Fig. 6. Densities of pre-treatment T cell populations correlated with pre-treatment PD-L1⁺ cell populations.

Correlation plots of pre-treatment densities of total T cells (a, b), CD8⁺ T cells (c, d), PD1⁺ T cells (e, f), and PD1⁺CD8⁺ T cells (g, h) with pre-treatment densities of PD-L1⁺ macrophages (b, d, f, h) and/or PD-L1⁺ tumor cells (a, c, e, g) are shown. R and p from Pearson’s correlation. Gray shaded area represents 95% confidence region.

Fig. 7. Intralesional anti-PD-1 did not decrease tumor cell proliferation or increase tumor cell apoptosis.

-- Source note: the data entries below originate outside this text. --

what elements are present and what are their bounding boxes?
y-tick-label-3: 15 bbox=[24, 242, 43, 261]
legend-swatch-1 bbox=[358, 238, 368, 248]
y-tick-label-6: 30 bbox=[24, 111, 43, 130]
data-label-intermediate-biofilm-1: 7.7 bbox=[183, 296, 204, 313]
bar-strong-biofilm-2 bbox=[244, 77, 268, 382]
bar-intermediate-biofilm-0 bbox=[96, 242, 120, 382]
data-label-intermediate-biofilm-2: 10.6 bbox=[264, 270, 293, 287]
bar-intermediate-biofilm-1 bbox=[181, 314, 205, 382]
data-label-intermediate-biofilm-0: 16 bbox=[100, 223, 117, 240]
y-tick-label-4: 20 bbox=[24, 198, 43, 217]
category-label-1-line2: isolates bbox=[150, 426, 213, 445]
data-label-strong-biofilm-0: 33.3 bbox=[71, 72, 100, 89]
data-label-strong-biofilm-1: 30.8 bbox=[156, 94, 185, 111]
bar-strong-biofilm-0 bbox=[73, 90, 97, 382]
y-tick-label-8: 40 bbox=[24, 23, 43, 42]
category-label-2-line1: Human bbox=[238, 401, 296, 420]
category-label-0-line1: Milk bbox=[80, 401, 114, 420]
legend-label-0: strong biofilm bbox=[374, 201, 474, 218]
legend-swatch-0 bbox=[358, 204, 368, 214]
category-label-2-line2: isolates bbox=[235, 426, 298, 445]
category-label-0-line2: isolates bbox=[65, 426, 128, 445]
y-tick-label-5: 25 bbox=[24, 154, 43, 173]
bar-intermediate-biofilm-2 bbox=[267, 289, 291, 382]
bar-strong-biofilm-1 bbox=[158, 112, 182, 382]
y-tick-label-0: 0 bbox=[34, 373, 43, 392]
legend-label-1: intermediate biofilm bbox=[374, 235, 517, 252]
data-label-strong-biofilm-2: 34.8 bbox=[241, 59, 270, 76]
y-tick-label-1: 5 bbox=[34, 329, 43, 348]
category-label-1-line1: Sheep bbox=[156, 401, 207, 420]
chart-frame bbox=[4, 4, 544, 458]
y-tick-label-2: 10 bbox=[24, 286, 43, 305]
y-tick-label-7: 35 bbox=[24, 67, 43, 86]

Proliferating Ki67⁺ tumor cell densities (a) and cleaved caspase 3 (CC3) positive tumor cell densities (b) at timepoint 0 (pre-therapy) and timepoint 1 (post-therapy) are shown. The bounds of each box represent the interquartile range (IQR). The horizontal line within a box is the median. Whiskers extend to the largest and smallest values no further than 1.5*IQR. Outlying points beyond the ends of the whiskers are plotted individually. Each pair of connected points represents one patient’s data; p-values are derived from paired t-tests.